I never really grasped the idea of microcosms as infinite until the day I visited Kennedy Space Center about 30 years ago. My wife and I were standing in line for some demonstration, and I was quietly explaining something to my wife about what difficulties the astronauts have to deal with. I said something about "the vacuum of space" and a stranger standing next to us uttered indignantly, "there is no vacuum". I immediately realized my mistake, and said, "yes, you're right, but I meant relative to our atmosphere". That guy's assertion stayed with me, and I played it over and over in my head, realizing that there has to be ever-smaller particles that we can't detect, even in a so-called "vacuum chamber" or in the "space" between the stars.

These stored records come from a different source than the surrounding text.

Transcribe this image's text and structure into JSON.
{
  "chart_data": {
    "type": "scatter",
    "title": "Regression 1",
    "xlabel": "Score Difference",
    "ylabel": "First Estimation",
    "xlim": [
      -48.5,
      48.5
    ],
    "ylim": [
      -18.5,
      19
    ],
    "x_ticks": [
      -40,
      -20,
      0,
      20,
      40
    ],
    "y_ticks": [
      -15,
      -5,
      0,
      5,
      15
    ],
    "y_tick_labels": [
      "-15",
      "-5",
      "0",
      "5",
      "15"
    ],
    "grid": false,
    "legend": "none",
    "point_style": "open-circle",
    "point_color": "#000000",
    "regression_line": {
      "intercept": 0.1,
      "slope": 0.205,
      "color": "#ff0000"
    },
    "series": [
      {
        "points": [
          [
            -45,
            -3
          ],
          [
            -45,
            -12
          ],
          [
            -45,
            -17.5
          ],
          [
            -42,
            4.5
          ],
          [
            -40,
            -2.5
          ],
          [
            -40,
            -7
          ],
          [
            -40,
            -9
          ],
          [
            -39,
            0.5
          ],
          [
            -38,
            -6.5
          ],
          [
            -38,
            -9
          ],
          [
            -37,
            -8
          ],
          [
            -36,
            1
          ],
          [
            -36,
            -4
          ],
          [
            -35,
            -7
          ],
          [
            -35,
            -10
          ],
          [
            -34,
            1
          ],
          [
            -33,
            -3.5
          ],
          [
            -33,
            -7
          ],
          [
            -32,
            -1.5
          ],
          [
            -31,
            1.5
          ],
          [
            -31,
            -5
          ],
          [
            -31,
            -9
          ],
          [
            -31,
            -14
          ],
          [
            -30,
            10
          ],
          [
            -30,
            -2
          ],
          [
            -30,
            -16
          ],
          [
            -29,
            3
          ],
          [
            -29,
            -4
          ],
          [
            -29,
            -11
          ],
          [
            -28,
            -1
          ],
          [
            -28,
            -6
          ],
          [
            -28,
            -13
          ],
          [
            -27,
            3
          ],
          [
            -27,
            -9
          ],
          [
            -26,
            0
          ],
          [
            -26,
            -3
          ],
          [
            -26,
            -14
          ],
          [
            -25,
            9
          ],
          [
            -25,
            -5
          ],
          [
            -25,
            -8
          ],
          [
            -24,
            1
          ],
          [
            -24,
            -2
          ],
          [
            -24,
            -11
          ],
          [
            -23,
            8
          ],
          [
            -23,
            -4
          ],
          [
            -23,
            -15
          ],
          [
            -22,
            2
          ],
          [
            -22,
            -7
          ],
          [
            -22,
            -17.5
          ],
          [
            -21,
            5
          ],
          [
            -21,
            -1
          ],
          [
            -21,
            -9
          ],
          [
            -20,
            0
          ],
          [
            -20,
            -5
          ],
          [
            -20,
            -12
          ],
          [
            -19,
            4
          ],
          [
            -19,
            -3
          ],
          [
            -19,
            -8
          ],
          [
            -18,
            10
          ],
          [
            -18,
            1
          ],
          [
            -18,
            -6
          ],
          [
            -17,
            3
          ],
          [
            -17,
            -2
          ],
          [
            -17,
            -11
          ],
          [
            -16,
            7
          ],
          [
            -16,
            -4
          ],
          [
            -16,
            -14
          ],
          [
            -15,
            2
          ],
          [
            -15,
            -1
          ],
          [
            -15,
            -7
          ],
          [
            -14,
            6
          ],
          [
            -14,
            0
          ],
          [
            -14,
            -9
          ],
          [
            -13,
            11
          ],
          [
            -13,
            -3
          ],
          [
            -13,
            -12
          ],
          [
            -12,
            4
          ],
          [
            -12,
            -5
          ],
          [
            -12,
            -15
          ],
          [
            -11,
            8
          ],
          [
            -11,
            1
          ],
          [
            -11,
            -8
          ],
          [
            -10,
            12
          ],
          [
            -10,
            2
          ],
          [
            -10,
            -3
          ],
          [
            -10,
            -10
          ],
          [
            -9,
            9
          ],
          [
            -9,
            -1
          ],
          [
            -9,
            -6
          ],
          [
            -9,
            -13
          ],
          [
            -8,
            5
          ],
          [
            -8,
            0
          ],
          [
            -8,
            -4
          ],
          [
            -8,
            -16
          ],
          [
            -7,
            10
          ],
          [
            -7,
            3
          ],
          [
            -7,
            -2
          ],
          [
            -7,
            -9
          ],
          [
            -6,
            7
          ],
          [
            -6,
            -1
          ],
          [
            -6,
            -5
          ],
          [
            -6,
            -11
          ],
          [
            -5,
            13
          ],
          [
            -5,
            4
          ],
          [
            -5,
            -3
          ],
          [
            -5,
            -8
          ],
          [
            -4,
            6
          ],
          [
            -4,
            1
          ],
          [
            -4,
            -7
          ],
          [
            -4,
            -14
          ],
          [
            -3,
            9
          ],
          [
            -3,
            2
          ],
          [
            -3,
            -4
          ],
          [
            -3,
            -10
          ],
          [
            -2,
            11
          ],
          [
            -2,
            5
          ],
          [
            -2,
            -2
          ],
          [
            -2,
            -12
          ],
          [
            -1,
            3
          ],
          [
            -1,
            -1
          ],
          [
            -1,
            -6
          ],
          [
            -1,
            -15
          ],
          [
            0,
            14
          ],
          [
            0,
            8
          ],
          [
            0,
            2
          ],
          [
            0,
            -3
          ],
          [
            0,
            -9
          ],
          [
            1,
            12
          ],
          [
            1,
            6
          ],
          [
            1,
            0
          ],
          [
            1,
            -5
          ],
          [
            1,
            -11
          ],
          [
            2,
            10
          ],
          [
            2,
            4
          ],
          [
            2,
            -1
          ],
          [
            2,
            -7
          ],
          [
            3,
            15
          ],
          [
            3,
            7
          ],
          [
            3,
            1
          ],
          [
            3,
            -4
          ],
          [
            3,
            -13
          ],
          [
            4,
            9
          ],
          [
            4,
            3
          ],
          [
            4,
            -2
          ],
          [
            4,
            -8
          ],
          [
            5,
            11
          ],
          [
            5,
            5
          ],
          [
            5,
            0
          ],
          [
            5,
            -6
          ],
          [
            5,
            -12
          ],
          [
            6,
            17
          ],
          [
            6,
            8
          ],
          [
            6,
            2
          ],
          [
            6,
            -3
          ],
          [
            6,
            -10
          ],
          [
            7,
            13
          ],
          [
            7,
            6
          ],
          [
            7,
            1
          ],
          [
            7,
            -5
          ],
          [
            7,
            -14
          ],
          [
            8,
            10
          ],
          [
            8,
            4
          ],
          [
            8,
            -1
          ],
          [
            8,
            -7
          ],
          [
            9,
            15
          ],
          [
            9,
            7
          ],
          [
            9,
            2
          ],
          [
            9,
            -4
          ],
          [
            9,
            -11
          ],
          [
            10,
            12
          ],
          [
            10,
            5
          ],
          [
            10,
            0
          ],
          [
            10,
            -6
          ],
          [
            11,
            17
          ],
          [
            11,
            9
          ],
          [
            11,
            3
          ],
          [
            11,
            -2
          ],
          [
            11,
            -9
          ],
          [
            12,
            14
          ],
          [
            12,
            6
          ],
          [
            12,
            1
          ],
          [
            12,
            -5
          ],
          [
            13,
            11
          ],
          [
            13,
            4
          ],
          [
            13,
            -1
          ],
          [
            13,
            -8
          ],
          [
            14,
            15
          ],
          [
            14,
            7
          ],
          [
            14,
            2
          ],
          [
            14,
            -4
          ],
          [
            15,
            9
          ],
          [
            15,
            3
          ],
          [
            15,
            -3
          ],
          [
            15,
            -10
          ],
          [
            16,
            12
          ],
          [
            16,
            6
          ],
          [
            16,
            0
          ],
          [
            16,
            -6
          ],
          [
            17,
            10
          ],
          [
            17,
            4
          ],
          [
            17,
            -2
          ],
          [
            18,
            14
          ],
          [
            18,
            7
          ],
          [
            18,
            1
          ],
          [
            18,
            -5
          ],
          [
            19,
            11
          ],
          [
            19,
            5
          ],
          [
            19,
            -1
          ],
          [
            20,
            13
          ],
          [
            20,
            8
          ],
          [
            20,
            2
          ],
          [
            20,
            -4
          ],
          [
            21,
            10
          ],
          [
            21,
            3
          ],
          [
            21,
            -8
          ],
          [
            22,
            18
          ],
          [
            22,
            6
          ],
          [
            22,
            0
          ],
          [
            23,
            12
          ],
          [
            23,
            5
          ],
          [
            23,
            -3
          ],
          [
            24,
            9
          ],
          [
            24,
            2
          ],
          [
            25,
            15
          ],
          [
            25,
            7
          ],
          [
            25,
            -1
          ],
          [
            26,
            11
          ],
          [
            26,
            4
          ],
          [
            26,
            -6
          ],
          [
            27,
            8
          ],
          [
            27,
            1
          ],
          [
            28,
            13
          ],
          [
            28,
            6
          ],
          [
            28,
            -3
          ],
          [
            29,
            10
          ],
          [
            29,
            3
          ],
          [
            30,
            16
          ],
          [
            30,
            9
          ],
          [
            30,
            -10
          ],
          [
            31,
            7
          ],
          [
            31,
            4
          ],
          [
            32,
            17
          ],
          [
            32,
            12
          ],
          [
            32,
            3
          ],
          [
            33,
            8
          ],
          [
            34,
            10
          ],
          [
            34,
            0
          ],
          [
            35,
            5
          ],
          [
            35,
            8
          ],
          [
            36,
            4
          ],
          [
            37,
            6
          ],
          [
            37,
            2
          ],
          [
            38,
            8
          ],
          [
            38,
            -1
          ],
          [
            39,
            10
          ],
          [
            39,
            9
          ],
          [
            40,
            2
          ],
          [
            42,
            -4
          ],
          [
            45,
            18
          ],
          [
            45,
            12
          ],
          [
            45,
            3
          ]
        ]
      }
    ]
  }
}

To say "relative vacuum" is almost as bad as saying "nearly infinite". It wasn't until "The Scientific Worldview" that I finally cohesively grasped the idea of the infinite macrocosm and infinite microcosms as a continuum.

If the cosmos is infinite as we look outward, and if every microcosm is infinite as we look inward, that implies infinite layers of aether. (It also implies that our "local mega-vortex" is a speck of aether relative to a mind-bogglingly vast microcosm "out there".)

I thank the nuns for being boring. I thank that guy standing in line for being outspoken. And I thank Borchardt and Puetz for bringing it all together.